Kleinere Rechnungen selbst zu zahlen kann sich lohnen, wenn die Rückerstattung höher ausfällt als die eingereichten Kosten. Vor der Entscheidung sollten Versicherte die konkrete Rückerstattungsregelung ihres Tarifs prüfen, da Höhe und Bedingungen stark variieren.
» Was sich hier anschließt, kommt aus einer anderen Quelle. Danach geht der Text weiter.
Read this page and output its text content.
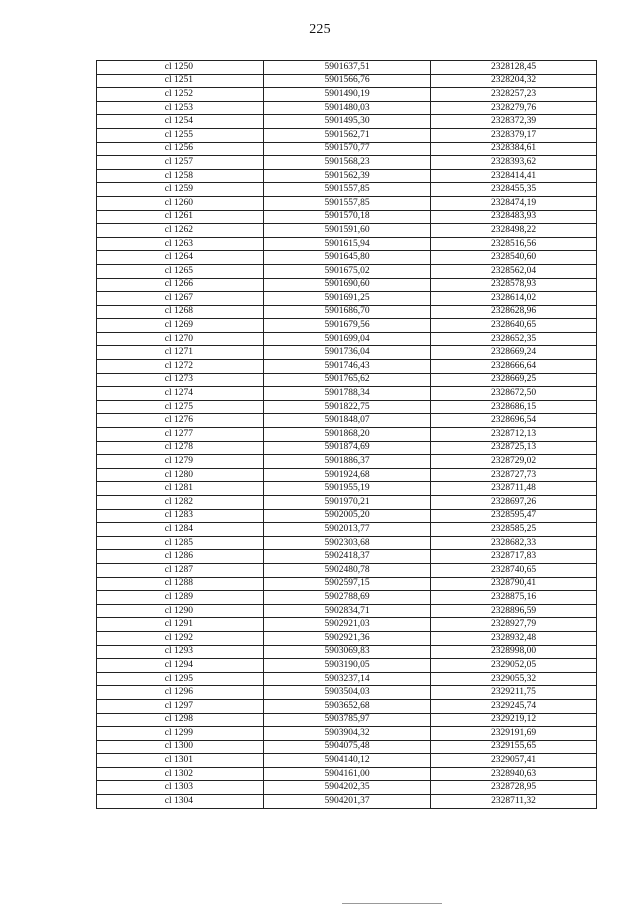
225
cl 1250	5901637,51	2328128,45
cl 1251	5901566,76	2328204,32
cl 1252	5901490,19	2328257,23
cl 1253	5901480,03	2328279,76
cl 1254	5901495,30	2328372,39
cl 1255	5901562,71	2328379,17
cl 1256	5901570,77	2328384,61
cl 1257	5901568,23	2328393,62
cl 1258	5901562,39	2328414,41
cl 1259	5901557,85	2328455,35
cl 1260	5901557,85	2328474,19
cl 1261	5901570,18	2328483,93
cl 1262	5901591,60	2328498,22
cl 1263	5901615,94	2328516,56
cl 1264	5901645,80	2328540,60
cl 1265	5901675,02	2328562,04
cl 1266	5901690,60	2328578,93
cl 1267	5901691,25	2328614,02
cl 1268	5901686,70	2328628,96
cl 1269	5901679,56	2328640,65
cl 1270	5901699,04	2328652,35
cl 1271	5901736,04	2328669,24
cl 1272	5901746,43	2328666,64
cl 1273	5901765,62	2328669,25
cl 1274	5901788,34	2328672,50
cl 1275	5901822,75	2328686,15
cl 1276	5901848,07	2328696,54
cl 1277	5901868,20	2328712,13
cl 1278	5901874,69	2328725,13
cl 1279	5901886,37	2328729,02
cl 1280	5901924,68	2328727,73
cl 1281	5901955,19	2328711,48
cl 1282	5901970,21	2328697,26
cl 1283	5902005,20	2328595,47
cl 1284	5902013,77	2328585,25
cl 1285	5902303,68	2328682,33
cl 1286	5902418,37	2328717,83
cl 1287	5902480,78	2328740,65
cl 1288	5902597,15	2328790,41
cl 1289	5902788,69	2328875,16
cl 1290	5902834,71	2328896,59
cl 1291	5902921,03	2328927,79
cl 1292	5902921,36	2328932,48
cl 1293	5903069,83	2328998,00
cl 1294	5903190,05	2329052,05
cl 1295	5903237,14	2329055,32
cl 1296	5903504,03	2329211,75
cl 1297	5903652,68	2329245,74
cl 1298	5903785,97	2329219,12
cl 1299	5903904,32	2329191,69
cl 1300	5904075,48	2329155,65
cl 1301	5904140,12	2329057,41
cl 1302	5904161,00	2328940,63
cl 1303	5904202,35	2328728,95
cl 1304	5904201,37	2328711,32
Vorsorgeuntersuchungen sind bei vielen Versicherern von der Leistungsfreiheit ausgenommen und gefährden die Rückerstattung nicht.
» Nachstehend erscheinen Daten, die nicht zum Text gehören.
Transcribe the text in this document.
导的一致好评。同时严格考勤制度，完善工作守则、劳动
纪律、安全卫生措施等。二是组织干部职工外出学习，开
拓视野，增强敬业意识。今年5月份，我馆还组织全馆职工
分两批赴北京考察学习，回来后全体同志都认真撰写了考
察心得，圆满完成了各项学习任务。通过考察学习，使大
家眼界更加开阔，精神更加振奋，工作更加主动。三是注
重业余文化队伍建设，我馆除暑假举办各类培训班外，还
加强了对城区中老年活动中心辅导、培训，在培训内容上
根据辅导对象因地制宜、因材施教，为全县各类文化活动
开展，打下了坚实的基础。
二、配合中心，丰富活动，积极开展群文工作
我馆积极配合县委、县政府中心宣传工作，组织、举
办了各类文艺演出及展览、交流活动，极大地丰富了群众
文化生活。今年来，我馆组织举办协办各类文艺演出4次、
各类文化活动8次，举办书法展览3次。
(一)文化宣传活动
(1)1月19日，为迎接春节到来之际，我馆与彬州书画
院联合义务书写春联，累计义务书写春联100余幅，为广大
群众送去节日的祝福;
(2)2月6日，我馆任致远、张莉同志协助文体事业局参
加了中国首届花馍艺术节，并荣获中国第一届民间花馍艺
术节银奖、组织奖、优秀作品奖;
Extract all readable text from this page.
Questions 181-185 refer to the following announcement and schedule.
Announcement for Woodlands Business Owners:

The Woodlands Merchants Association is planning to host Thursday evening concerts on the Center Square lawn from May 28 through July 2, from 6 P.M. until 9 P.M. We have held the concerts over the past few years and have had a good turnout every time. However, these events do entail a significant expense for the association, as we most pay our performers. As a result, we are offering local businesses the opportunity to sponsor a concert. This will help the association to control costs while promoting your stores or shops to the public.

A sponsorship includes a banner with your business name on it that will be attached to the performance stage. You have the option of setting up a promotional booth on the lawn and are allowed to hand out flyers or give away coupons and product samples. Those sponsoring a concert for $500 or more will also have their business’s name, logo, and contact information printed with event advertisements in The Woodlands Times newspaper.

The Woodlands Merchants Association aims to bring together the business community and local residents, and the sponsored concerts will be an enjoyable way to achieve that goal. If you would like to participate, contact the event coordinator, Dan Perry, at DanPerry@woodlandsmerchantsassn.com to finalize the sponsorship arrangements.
Strategie 5: Leistungsbausteine auf den Prüfstand stellen
Nicht jeder Baustein aus dem Abschlussjahr passt noch zur heutigen Lebenssituation.
Krankentagegeld in alter Höhe, Zweibett- statt Einbettzimmer oder reduzierte Zahnstaffeln können den Beitrag spürbar senken. Vorsicht ist dennoch geboten: Wer Leistungen abwählt, kommt später meist nur mit erneuter Gesundheitsprüfung zurück in den höheren Schutz. Eine Reduktion sollte deshalb nur bei dauerhaft verändertem Bedarf erfolgen, nicht als kurzfristige Sparmaßnahme.
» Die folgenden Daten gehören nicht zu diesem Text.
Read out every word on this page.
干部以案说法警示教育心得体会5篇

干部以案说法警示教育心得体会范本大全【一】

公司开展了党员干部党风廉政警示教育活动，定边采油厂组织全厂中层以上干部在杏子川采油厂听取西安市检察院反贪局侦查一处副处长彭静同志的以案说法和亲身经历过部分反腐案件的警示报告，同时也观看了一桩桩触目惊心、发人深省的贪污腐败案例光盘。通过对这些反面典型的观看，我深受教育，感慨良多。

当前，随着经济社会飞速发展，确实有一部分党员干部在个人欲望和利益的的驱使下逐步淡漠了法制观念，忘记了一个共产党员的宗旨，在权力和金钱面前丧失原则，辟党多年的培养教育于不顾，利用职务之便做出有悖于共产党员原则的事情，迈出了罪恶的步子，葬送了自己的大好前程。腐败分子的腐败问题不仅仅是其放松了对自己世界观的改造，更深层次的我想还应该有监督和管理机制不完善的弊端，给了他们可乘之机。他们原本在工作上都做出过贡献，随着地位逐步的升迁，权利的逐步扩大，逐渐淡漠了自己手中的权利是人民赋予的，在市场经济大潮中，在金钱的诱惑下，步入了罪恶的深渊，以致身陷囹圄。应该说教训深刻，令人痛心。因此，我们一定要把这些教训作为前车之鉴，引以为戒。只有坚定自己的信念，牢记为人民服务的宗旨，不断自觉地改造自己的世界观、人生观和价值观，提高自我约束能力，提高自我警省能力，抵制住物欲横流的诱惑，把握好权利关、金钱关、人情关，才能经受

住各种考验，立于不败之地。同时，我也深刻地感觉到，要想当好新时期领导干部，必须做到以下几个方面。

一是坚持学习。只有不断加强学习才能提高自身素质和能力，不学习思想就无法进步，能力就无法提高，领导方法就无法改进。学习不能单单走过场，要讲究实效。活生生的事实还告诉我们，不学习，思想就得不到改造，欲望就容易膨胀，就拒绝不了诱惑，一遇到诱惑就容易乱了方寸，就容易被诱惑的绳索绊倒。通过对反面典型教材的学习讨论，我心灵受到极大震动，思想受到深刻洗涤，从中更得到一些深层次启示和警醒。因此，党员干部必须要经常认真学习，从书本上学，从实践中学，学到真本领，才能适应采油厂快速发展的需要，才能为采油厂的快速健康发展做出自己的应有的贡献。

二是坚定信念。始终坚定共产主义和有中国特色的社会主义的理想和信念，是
Strategie 6: Standardtarif und Basistarif als Auffanglösung
Die brancheneinheitlichen Sozialtarife deckeln den Beitrag gesetzlich – 2026 auf 848,62 Euro im Standardtarif und 1.017,18 Euro im Basistarif.
Der Standardtarif steht nur Versicherten offen, die sich vor dem 1. Januar 2009 privat versichert haben; für alle anderen ist der Basistarif die Alternative. Beide Tarife orientieren sich am Leistungsniveau der gesetzlichen Krankenversicherung. Für langjährig Versicherte kann der Standardtarif attraktiv sein, weil die gebildeten Alterungsrückstellungen angerechnet werden – der Leistungsverzicht gegenüber dem bisherigen Tarif ist jedoch in der Regel erheblich.
Strategie 7: Beitragsentlastung im Alter vorbereiten
Beitragsentlastungstarife und Vorauszahlungen wirken nicht sofort, stabilisieren aber die Beiträge im Ruhestand.
Mit einem Beitragsentlastungstarif kauft sich der Versicherte eine garantierte Beitragssenkung ab einem bestimmten Alter, üblicherweise ab 65 oder 67 Jahren. Arbeitgeber beteiligen sich bei Angestellten in der Regel auch am Entlastungsbeitrag. Wer die Beitragserhöhung 2026 verkraftet, aber steigende Kosten im Alter fürchtet, findet hier den langfristig wirksamsten Hebel.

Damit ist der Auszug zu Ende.